In materia di concorsi pubblici il dovere di astensione riguarda anche chi è chiamato ad espletare compiti di natura gestionale, ex art. 6-bis L. n. 241-1990, aggiunto dall’art. 1, comma 41, l. 6 novembre 2012, n. 190 (c.d. legge anticorruzione). Al fine di poter identificare anche solo un potenziale conflitto di interessi, si deve essere in presenza di atti aventi natura discrezionale e non vincolati. Nel caso di specie l’atto di nomina della Commissione di concorso rientra a pieno titolo negli atti aventi natura discrezionale, dovendo il dirigente effettuare apprezzamenti soggettivi che ben possono, anche solo in astratto, essere condizionati dal fatto che chi concorre all’adozione dell’atto versa nella vicenda con un interesse personale. In altre parole, lo stesso riferimento al conflitto, anche solo potenziale, vale a dimostrare un’esplicita volontà̀ del legislatore di impedire ab origine il verificarsi di situazioni di interferenza, rendendo assoluto il vincolo dell’astensione, a fronte di qualsiasi posizione che possa, anche in astratto, pregiudicare il principio di imparzialità. In definitiva, secondo i giudici amministrativi di appello, l’obbligo di astensione non ammette deroghe ed opera per il solo fatto che il dipendente pubblico risulti portatore di interessi personali che lo pongano inequivocabilmente in conflitto con quello generale affidato all’Amministrazione di appartenenza.
Nel caso di specie, non vi può essere alcun dubbio che il dirigente a contratto fosse inequivocabilmente portatore di un interesse contrario al buon esito della procedura selettiva oggetto del presente giudizio (che, infatti, si è conclusa senza alcun vincitore) con la conseguenza che, sul piano amministrativo, aveva l’obbligo di astenersi dal compiere atti discrezionali incidenti sul procedimento selettivo, stesso, quale la nomina di una commissione di concorso.

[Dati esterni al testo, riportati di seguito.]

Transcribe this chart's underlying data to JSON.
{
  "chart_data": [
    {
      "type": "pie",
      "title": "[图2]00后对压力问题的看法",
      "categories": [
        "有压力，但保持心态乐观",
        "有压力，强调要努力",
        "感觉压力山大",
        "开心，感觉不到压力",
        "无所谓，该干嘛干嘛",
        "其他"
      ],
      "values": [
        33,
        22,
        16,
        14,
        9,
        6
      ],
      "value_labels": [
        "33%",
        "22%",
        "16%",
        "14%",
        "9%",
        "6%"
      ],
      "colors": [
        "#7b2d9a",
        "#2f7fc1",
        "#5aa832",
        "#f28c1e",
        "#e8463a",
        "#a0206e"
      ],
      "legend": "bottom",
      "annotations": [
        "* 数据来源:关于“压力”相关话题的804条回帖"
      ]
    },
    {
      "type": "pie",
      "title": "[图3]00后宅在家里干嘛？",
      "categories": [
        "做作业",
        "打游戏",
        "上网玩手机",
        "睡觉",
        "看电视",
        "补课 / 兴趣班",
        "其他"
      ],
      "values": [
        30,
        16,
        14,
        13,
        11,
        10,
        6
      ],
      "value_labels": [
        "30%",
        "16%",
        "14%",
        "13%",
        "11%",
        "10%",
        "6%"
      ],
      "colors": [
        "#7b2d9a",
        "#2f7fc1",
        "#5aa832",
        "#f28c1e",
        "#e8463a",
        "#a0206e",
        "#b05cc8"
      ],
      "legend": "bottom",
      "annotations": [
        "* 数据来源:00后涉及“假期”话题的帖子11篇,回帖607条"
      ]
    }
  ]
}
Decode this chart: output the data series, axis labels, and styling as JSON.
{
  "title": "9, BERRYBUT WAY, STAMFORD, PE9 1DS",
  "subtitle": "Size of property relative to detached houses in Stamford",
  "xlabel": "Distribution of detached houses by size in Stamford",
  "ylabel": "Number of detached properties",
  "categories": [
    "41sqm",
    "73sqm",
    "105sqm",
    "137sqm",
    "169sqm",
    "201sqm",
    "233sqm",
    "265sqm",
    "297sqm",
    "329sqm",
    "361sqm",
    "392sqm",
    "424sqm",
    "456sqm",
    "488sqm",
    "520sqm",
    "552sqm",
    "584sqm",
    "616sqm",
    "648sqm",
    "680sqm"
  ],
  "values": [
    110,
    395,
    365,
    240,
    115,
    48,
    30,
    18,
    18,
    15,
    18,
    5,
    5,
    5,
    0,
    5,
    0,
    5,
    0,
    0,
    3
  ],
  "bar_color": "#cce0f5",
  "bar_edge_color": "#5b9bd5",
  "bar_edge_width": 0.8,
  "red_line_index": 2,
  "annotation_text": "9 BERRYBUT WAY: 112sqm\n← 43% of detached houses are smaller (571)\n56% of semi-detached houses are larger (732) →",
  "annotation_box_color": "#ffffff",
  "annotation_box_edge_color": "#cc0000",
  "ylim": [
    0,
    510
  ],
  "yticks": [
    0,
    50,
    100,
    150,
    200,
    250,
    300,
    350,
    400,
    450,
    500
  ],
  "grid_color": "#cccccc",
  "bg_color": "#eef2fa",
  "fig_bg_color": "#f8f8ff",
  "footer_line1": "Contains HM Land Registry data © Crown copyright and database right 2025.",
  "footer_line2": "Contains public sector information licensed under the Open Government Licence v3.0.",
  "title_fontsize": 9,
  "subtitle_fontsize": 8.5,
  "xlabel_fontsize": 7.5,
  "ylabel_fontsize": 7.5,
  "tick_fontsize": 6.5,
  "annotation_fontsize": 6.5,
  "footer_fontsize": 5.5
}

A differenza di quanto statuito dal tribunale amministrativo di primo grado, il dirigente a contratto non ha partecipato al concorso di mobilità volontaria al quale hanno partecipato il ricorrente e gli altri concorrenti, tutti dichiarati inidonei; ha partecipato invece, e con successo, alla selezione per assunzioni triennali ex art. 110 TUEL indetta contemporaneamente per l’eventualità che avesse avuto esito negativo il predetto concorso di mobilità volontaria.
Sulla nomina della Commissione
Una importante annotazione, in merito alla nomina della commissione di concorso, è stata indicata dal Consiglio di Stato. E’ stato, infatti, stigmatizzato come il provvedimento di nomina della commissione di concorso, sia un provvedimento delicato sul piano delle scelte da effettuare e fondamentale per l’andamento del concorso, attesa la nota giurisprudenza amministrativa che nega la sindacabilità delle valutazioni finali delle commissioni di concorso (salvo che ricorrano profili macroscopici), il che rende evidente la necessità di sceglierne i membri in modo che sembri imparziale e scongiuri ogni rischio di parzialità, a prescindere dalla dimostrazione concreta che la scelta sia stata effettivamente parziale e volta a pilotare l’esito del concorso (che spetta, invece, alla giurisdizione penale eventualmente accertare).
Conclusioni
Per il Consiglio di Stato, pertanto, il ricorso deve essere accolto in ragione del conflitto di interessi con conseguente annullamento dei provvedimenti impugnati.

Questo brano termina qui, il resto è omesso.